Transgender woman Leyth Jamal (above), a former sales associate for Saks Fifth Avenue at Houston's Galleria mall, brought a lawsuit last September against the company, alleging wrongful termination based on sex in violation of Title VII of the federal Civil Rights Act of 1964, in addition to a hostile work environment, retaliation and breach of contract.
In court filings responding to Jamal's lawsuit, attorneys for Saks shockingly alleged that Jamal wasn't protected against discrimination under Title VII. The company's court filings also misgendered Jamal and argued that Saks wasn't bound by the nondiscrimination policy in its employee handbook, which includes gender identity.

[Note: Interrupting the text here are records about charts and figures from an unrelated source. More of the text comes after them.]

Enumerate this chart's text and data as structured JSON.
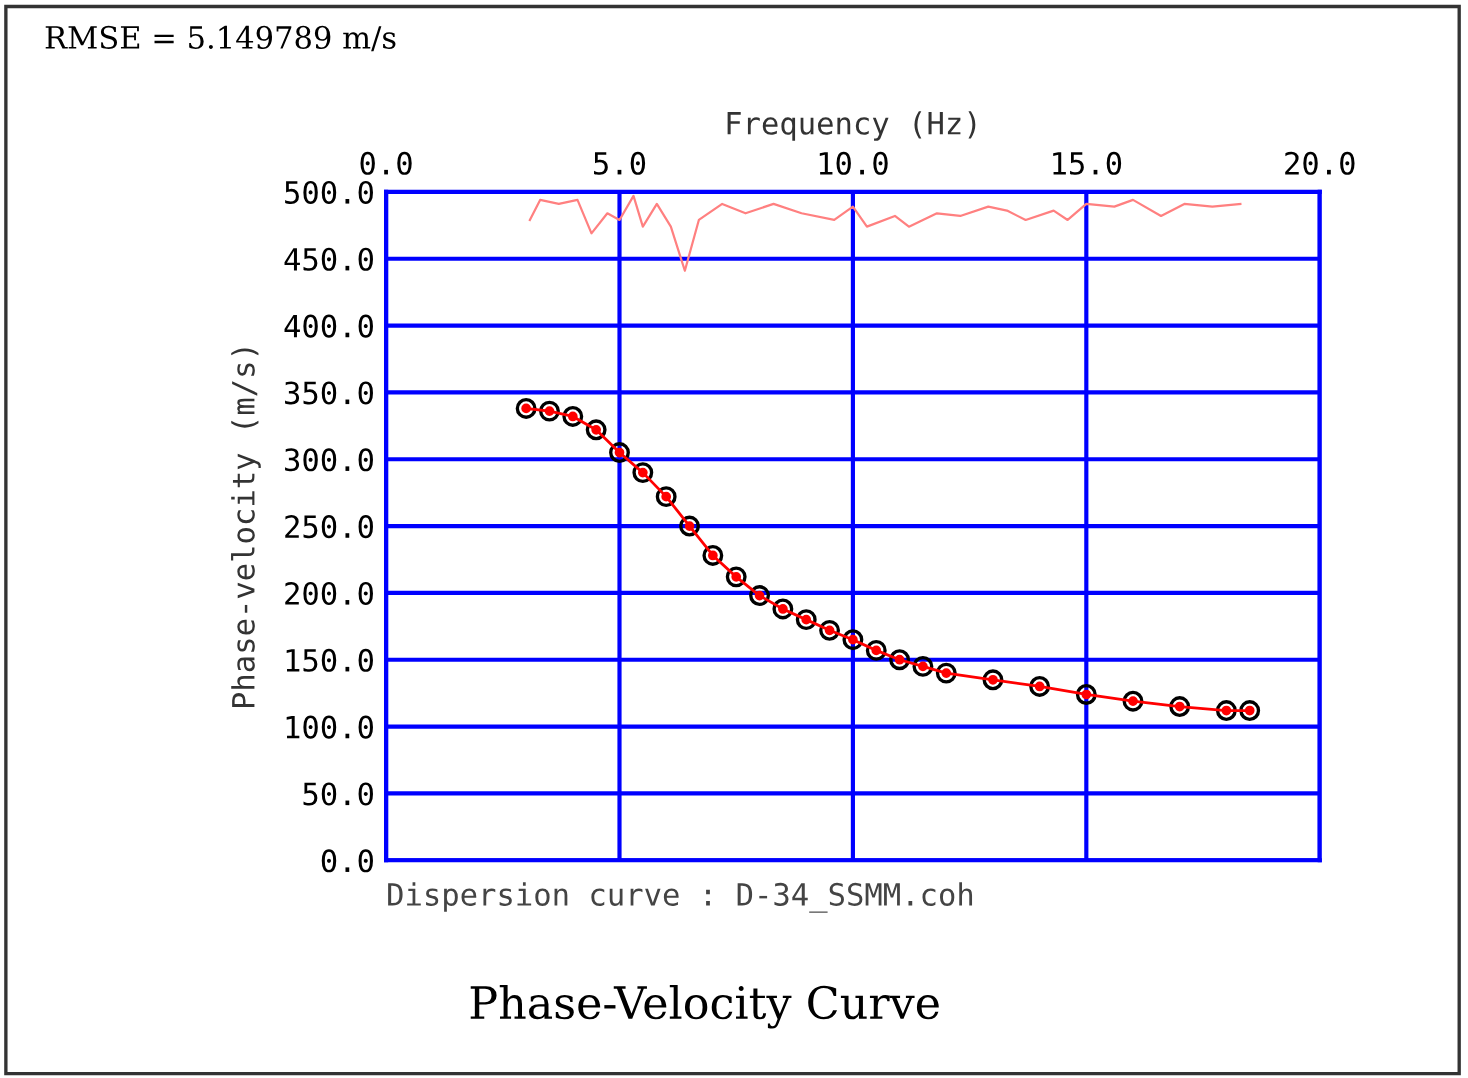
{
  "chart_data": {
    "type": "line",
    "title": "Phase-Velocity Curve",
    "xlabel": "Frequency (Hz)",
    "ylabel": "Phase-velocity (m/s)",
    "annotations": [
      "RMSE = 5.149789 m/s",
      "Dispersion curve : D-34_SSMM.coh"
    ],
    "xlim": [
      0,
      20
    ],
    "xticks": [
      {
        "value": 0,
        "label": "0.0"
      },
      {
        "value": 5,
        "label": "5.0"
      },
      {
        "value": 10,
        "label": "10.0"
      },
      {
        "value": 15,
        "label": "15.0"
      },
      {
        "value": 20,
        "label": "20.0"
      }
    ],
    "ylim": [
      0,
      500
    ],
    "yticks": [
      {
        "value": 0,
        "label": "0.0"
      },
      {
        "value": 50,
        "label": "50.0"
      },
      {
        "value": 100,
        "label": "100.0"
      },
      {
        "value": 150,
        "label": "150.0"
      },
      {
        "value": 200,
        "label": "200.0"
      },
      {
        "value": 250,
        "label": "250.0"
      },
      {
        "value": 300,
        "label": "300.0"
      },
      {
        "value": 350,
        "label": "350.0"
      },
      {
        "value": 400,
        "label": "400.0"
      },
      {
        "value": 450,
        "label": "450.0"
      },
      {
        "value": 500,
        "label": "500.0"
      }
    ],
    "grid": true,
    "legend": false,
    "series": [
      {
        "type": "line",
        "color": "#ff8080",
        "marker": "none",
        "x": [
          3.08,
          3.3,
          3.7,
          4.1,
          4.4,
          4.74,
          5.0,
          5.3,
          5.5,
          5.8,
          6.1,
          6.4,
          6.7,
          7.2,
          7.7,
          8.3,
          8.9,
          9.6,
          10.0,
          10.3,
          10.9,
          11.2,
          11.8,
          12.3,
          12.9,
          13.3,
          13.7,
          14.3,
          14.6,
          15.0,
          15.6,
          16.0,
          16.6,
          17.1,
          17.7,
          18.3
        ],
        "values": [
          479,
          494,
          491,
          494,
          469,
          484,
          479,
          497,
          474,
          491,
          474,
          441,
          479,
          491,
          484,
          491,
          484,
          479,
          489,
          474,
          482,
          474,
          484,
          482,
          489,
          486,
          479,
          486,
          479,
          491,
          489,
          494,
          482,
          491,
          489,
          491
        ]
      },
      {
        "type": "scatter",
        "color": "#000000",
        "marker": "circle",
        "x": [
          3.0,
          3.5,
          4.0,
          4.5,
          5.0,
          5.5,
          6.0,
          6.5,
          7.0,
          7.5,
          8.0,
          8.5,
          9.0,
          9.5,
          10.0,
          10.5,
          11.0,
          11.5,
          12.0,
          13.0,
          14.0,
          15.0,
          16.0,
          17.0,
          18.0,
          18.5
        ],
        "values": [
          338,
          336,
          332,
          322,
          305,
          290,
          272,
          250,
          228,
          212,
          198,
          188,
          180,
          172,
          165,
          157,
          150,
          145,
          140,
          135,
          130,
          124,
          119,
          115,
          112,
          112
        ]
      },
      {
        "color": "#ff0000",
        "marker": "circle",
        "x": [
          3.0,
          3.5,
          4.0,
          4.5,
          5.0,
          5.5,
          6.0,
          6.5,
          7.0,
          7.5,
          8.0,
          8.5,
          9.0,
          9.5,
          10.0,
          10.5,
          11.0,
          11.5,
          12.0,
          13.0,
          14.0,
          15.0,
          16.0,
          17.0,
          18.0,
          18.5
        ],
        "values": [
          338,
          336,
          332,
          322,
          305,
          290,
          272,
          250,
          228,
          212,
          198,
          188,
          180,
          172,
          165,
          157,
          150,
          145,
          140,
          135,
          130,
          124,
          119,
          115,
          112,
          112
        ]
      }
    ]
  }
}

In a landmark 2012 ruling, the federal Equal Employment Opportunity Commission found that job bias against transgender workers qualifies as sex discrimination under Title VII. And in 2014, Attorney General Eric Holder announced the U.S. Justice Department was taking the position that transgender employees are protected under Title VII.
Saks' anti-trans arguments prompted the Human Rights Campaign to suspend the company's score of 90 on the Corporate Equality Index. HRC later joined the National Center for Lesbian Rights in filing a brief in the case.
Also getting involved were New York Attorney General Eric Schneiderman and the Department of Justice. Finally, Saks relented and withdrew the motion in which it had argued transgender workers aren't protected under Title VII, saying the company would instead fight Jamal's lawsuit on the merits.
Six weeks later, Fortune Magazine reports that the case has settled:
On Wednesday, Jamal’s lawyers Jillian Weiss (above right) and Mitchell Katine filed a stipulation of dismissal of the case with prejudice. When asked about the terms of the settlement, Weiss told Fortune that the parties had amicably settled the lawsuit and they will have no further comments regarding the suit. Saks’ lawyer Michael Mitchell did not immediately return a request for comment.